Глаза Обри лихорадочно мигают. Из пасти течет слюна. Я вдруг осознаю, что Обри обосрался. От него несет этой вонью, запахом страха.
Мать, Бабуля и Сисси плачут.
– Отдай пистолет, чмо ты жалкое и ничтожное.
Обри будто окаменел. Я подхожу и силой вырываю пистолет из его руки.
– И третий пункт: во Вьетнаме оружие не стоит на предохранителе, оно заряжено и готово к бою.
Я снимаю пистолет с предохранителя и взвожу курок.
Обри говорит сквозь слезы, льющиеся у него по щекам: "Откуда ж столько зверства у тебя?"
– Это было еще не зверство, тварь бесхребетная, это всего-то реальная жизнь. Вот что такое зверство.
Я нажимаю на спусковой крючок "Токарева" и – бах! – пускаю пулю в кухонную дверь.
Все вздрагивают от грохота. Женщины вдруг перестают плакать.
Мать говорит, вытирая слезы: "Не могу поверить, что ты так ругаешься. Просто не могу".
– Я только что из пистолета выстрелил, прямо в кухне, а тебя мой лексикон беспокоит?
Смеюсь.
– Ма, такими словами люди разговаривают, когда они не в телевизоре.
Мать говорит: "Приличные люди таких гадких слов не говорят".
Я отвечаю, роняя "Токарев" в "стетсон": "Так в раю не говорят, Ма, но так говорят здесь, на земле".
Мать говорит: "Господи всемилостивый, не могу поверить своим ушам. И не рассказывай мне об этом".
Обри говорит, отвернувшись от меня: "Ты же душегуб, сынок. У тебя руки в крови. Таким, как ты, нигде не место. Ты здесь больше не нужен. Ты не способен жить рядом с достойными людьми".

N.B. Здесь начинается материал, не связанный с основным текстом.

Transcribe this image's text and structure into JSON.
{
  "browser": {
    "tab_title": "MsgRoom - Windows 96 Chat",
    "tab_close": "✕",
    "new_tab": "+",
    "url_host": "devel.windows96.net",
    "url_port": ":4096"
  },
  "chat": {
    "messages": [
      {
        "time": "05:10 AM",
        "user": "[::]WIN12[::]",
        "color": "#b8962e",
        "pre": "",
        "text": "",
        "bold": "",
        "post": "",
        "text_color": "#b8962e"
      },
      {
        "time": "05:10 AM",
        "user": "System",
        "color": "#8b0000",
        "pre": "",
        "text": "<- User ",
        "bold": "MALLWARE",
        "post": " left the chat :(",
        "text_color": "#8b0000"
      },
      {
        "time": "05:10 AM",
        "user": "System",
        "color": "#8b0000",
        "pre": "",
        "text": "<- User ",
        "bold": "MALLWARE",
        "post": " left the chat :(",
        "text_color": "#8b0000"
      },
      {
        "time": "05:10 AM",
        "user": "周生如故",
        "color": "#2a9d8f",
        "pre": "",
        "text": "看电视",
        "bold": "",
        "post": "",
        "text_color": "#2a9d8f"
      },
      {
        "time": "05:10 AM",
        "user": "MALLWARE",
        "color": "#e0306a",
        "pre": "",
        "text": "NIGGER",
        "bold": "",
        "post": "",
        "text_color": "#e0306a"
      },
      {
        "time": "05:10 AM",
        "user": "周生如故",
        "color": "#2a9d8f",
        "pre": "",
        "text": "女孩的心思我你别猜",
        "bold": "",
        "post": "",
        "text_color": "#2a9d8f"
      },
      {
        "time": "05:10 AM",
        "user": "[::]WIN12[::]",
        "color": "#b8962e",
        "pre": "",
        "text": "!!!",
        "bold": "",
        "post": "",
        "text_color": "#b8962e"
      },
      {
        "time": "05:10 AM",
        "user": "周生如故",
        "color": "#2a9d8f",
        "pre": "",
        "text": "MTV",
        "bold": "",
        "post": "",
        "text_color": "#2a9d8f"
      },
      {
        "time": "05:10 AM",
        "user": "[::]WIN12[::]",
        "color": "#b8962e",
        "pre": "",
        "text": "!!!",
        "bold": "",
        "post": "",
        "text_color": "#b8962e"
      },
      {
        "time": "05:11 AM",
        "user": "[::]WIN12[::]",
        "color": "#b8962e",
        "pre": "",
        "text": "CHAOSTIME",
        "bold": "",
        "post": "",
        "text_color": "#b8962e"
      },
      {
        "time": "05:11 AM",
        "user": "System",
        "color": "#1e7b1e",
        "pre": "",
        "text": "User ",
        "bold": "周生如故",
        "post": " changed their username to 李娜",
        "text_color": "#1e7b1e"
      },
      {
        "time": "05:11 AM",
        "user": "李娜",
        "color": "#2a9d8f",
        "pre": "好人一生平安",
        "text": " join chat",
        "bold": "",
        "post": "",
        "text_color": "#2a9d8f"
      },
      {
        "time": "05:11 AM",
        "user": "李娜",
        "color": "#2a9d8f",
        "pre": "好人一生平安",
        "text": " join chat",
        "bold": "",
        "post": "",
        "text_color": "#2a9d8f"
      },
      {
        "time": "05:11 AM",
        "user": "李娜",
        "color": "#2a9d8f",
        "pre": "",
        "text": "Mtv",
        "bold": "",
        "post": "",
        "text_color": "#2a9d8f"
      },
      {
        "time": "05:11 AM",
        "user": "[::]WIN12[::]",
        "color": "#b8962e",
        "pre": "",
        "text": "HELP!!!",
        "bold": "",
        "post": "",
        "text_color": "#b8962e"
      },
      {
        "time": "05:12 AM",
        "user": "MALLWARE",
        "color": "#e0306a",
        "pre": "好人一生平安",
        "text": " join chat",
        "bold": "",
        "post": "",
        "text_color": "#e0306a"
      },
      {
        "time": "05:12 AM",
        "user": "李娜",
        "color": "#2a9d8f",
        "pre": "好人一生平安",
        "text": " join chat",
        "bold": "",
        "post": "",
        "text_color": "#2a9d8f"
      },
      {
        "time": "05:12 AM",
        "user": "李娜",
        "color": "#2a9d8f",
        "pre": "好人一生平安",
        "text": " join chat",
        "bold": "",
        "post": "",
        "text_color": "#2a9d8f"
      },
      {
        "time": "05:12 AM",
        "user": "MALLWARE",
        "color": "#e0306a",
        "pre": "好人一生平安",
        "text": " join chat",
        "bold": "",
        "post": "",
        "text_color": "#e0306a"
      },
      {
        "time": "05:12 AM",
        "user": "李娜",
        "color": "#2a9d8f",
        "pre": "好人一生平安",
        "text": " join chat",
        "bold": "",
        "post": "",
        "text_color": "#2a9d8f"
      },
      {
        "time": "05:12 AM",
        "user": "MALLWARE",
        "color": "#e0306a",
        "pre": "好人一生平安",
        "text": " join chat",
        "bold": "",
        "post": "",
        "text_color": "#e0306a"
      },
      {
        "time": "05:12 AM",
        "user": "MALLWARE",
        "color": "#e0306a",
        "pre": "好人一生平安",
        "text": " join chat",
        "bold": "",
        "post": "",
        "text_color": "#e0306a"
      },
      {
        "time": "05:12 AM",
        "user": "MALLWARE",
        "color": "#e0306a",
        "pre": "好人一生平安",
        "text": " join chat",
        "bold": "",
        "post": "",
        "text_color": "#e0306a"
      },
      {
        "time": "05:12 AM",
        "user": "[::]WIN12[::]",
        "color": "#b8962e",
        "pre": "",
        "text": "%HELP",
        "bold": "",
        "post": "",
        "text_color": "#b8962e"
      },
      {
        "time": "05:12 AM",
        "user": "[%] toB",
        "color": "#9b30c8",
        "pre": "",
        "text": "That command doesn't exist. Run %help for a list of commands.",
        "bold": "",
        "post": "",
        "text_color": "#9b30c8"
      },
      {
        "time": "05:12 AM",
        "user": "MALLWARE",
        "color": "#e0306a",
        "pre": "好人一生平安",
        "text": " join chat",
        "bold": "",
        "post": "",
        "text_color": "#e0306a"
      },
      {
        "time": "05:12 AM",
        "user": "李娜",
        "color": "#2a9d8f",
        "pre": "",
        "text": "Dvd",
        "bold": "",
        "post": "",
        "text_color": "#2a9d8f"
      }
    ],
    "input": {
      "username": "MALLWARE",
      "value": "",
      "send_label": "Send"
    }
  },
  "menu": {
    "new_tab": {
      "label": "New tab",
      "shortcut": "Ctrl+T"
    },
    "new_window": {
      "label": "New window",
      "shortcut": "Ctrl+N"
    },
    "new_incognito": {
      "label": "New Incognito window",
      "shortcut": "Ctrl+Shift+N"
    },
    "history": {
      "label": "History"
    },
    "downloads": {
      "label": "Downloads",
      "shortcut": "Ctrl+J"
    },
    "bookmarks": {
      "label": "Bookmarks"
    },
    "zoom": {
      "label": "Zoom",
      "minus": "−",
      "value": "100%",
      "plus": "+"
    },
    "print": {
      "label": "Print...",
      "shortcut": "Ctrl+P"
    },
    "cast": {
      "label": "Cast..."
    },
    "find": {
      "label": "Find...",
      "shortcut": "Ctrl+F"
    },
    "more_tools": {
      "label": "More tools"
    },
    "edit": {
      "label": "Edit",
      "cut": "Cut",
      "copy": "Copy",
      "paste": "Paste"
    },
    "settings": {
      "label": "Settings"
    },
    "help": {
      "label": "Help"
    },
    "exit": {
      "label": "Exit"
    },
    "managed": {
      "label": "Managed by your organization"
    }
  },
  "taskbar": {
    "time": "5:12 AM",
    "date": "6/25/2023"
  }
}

Я делаю шаг к Обри, но мать становится между нами. "Не смей хоть раз еще коснуться моего мужа!" Отворачивается от меня. "Ну, похоже, на сегодня мне хватило предостаточно. Не могу больше". Будто только что вспомнив, добавляет: "Там банановый пудинг на десерт".
Обри с моей матерью отступают вглубь гостиной. Отойдя на безопасное расстояние, Обри говорит мне: "Заряженные пушки мне в моем доме не нужны. Кого ты хотел удивить? Там, где стоишь – моя земля, и я хочу, чтобы ты с нее убрался". Потом обращается к матери: "Да он дикий как кабан и дурной как перепелка".
Я отвечаю: "Не волнуйся. Я тут не задержусь".
Обри презрительно лыбится. "И куда ж ты поедешь? Хрен кто возьмет на работу чокнутого ветерана из Ви-и-и-тнама. Ты в жопе, пацан, и вытащить тебя некому".
Я говорю: "Слышь, меня на работу зовут – в Стамбул, латунные крыши начищать, если хочешь узнать, и даже если не хочешь, тупица сраная. А теперь убирайся. Оставь меня в покое. Штаны не забудь сменить".
Когда Обри с матерью уходят в укрытие – в свою спальню – я слышу, как мать спрашивает: "А где это – Стамбул этот?" и продолжает: "Клянусь, я молилась за то, чтобы Армия сделала из него мужчину. Я молилась, Обри. Господа о том молила".
Бабуля поднимается из-за стола, подходит и обнимает меня.
Я говорю: "Я скучал по тебе, Бабуля. Как ты, на рыбалку ходишь?"
Бабуля говорит: "Нет, Джеймс, как бедро сломала, так больше из дому особо не выхожу. Никогда не думала, что состарюсь, а посмотри, какая стала". Она похлопывает меня по спине, но рука ее хрупкая и слабая. Бабуля всегда была старой, но до последнего времени на старуху не походила. Вся прыть ее куда-то подевалась. "Я просто старая девка, но чердак у меня еще не протек. Ты славный мальчик, Джеймс. Твой папа всегда от гордости за тебя чуть не лопался".